This pair of paintings, showing urban elites in remote mountains, is considered high caliber of literati art. The Ming-dynasty artist Xie Shichen used his vast knowledge of mountain, water, architecture, and human figures to present a depiction of the scholar’s life of seclusion in mountains. A gentleman in a white robe has just begun his climb along a narrow path. Opposite, along the rivers, men are fishing, drinking, and playing a board game within a mountain villa built on stilts. Beyond the rustic villa loom towering colossal peaks.
Xie Shichen was said to have been interested in depicting what he directly observed. Late in life, when he was unable to make arduous trips, Xie “traveled lying down,” recording the “landscape through paper windows”—in other words, he traveled in his mind and painted a record of his imagined trips.

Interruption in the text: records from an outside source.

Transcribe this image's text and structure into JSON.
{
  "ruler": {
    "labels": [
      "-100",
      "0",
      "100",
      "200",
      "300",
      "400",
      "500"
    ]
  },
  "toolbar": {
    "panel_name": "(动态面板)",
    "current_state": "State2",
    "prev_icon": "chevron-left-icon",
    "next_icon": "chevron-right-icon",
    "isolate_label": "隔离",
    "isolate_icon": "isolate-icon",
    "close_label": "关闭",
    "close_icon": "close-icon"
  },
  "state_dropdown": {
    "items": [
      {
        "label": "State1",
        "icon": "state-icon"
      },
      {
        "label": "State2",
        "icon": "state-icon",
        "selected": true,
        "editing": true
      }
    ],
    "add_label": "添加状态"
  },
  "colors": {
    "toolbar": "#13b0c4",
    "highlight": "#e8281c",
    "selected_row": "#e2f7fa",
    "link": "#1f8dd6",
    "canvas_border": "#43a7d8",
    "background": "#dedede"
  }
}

At the top of the second painting, the artist wrote a two-line poem in cursive script describing the scene he created:
Screen-like mountain peaks across the
hanging cliffs rise from flat ground,
High towers line multistoried pavilions
that rest on opening hills.
About the Artist
Xie Shichen began his study of painting by learning the styles of Shen Zhou (1427–1509), the leading Wu school literati art master. He later launched a professional career in landscape painting by combining the literati philosophy with elements of the academic Zhe school associated with court painting.